FIG. 4, which is a cross-sectional view along AA of FIG. 1, shows that the bottom of the grooves, in the middle of panels 21, 37, is far enough away from planes P1, P2—indicated by broken lines—of the panels, so that if the forces tend to push the bottom of the grooves outward, when they are absorbing the forces, it is quite unlikely that the deformation would become such that the bottoms reach the limits of the planes P1, P2.
FIG. 5, which is a cross-sectional view along BB of FIG. 2, shows that to the right of the rounded corners, the width of the grooves is less. However, at this location the stresses are usually less than in the middle, so that the risks of cross-section increase here are nearly non-existent.
FIG. 6, which is a cross-sectional view along CC of FIG. 1, that is, a central cross section of the bottom of a groove 29, illustrates one preferred form of embodiment of the profile of the bottom of the grooves that makes it possible to give them greater rigidity and to limit the deformations they undergo when absorbing forces. According to this form of embodiment, the projection of the bottom of the grooves, on their plane of orientation appreciably perpendicular to the longitudinal axis X, has, at least along the crossover of the parts in the form of appreciably flat panels, a curved profile, with a concavity turned toward the outside of the wall.

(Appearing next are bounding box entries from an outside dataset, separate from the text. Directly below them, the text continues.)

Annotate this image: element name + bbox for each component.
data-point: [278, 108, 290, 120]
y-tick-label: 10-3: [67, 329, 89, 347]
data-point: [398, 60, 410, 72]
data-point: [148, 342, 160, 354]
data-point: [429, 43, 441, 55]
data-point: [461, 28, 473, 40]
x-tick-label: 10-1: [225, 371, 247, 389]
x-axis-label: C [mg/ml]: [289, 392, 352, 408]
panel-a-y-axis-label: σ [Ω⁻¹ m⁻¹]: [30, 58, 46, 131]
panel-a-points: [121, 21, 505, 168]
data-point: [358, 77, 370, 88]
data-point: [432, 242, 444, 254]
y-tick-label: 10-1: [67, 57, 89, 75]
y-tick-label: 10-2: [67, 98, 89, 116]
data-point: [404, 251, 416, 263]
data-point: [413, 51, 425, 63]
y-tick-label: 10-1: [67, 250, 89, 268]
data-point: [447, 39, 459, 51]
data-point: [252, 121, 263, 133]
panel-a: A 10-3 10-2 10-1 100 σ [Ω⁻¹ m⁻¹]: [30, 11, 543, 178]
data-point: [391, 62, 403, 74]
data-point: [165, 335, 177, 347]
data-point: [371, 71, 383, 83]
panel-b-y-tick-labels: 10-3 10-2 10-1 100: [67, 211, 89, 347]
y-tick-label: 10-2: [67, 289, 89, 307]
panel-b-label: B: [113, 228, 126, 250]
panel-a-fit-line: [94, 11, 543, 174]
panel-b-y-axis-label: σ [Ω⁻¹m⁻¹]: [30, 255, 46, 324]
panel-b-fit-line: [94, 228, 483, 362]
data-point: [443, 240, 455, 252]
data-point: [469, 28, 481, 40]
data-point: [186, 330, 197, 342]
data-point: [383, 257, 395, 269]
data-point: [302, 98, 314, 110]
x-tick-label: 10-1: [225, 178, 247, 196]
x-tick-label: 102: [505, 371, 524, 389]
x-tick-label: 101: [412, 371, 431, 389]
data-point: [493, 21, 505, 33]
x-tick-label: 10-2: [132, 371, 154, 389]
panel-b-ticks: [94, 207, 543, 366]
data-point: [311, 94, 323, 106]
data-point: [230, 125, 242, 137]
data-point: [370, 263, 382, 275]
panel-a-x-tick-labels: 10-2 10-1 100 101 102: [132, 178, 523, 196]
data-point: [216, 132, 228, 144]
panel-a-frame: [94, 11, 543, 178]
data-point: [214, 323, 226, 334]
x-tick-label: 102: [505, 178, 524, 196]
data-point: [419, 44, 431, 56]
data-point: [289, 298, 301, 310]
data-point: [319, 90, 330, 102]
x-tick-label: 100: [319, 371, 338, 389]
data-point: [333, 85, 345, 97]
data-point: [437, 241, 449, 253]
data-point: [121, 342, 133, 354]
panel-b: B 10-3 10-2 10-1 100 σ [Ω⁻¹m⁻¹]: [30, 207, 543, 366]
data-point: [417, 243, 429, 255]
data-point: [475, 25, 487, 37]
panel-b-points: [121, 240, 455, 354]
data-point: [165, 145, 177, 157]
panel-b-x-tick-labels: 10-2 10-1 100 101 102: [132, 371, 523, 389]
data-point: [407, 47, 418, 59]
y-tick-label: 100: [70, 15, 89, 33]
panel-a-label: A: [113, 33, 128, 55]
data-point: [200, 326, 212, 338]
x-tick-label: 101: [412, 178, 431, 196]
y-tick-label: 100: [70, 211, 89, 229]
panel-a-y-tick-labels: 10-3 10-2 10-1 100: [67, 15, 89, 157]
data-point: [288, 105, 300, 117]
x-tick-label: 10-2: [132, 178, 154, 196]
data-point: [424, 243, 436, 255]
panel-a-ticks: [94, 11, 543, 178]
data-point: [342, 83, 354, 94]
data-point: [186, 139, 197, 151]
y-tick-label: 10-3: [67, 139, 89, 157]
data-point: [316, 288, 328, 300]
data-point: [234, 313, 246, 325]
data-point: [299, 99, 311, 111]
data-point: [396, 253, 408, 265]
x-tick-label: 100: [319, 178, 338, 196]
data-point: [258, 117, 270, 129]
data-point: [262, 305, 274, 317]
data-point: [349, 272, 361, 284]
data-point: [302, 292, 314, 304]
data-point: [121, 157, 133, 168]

 Finally, FIG. 7 shows, in cross section DD of FIG. 1, a center cross section of a portion 33 of wall having the above-mentioned general quadrilateral shape, with rounded corners and flat parts.
 The bottle according to the invention can be obtained by the methods called injection blow molding, that is, methods in which a perform of plastic material, previously obtained by injection, is temperature conditioned, then blow-molded, or alternatively stretched then blow-molded, in a finish mold.
 It can then be obtained by extrusion blow-molding of a tubular parison.
 Obviously, the invention is not limited to the forms of embodiment described and specifically claimed; it encompasses all equivalents available to a person skilled in the art.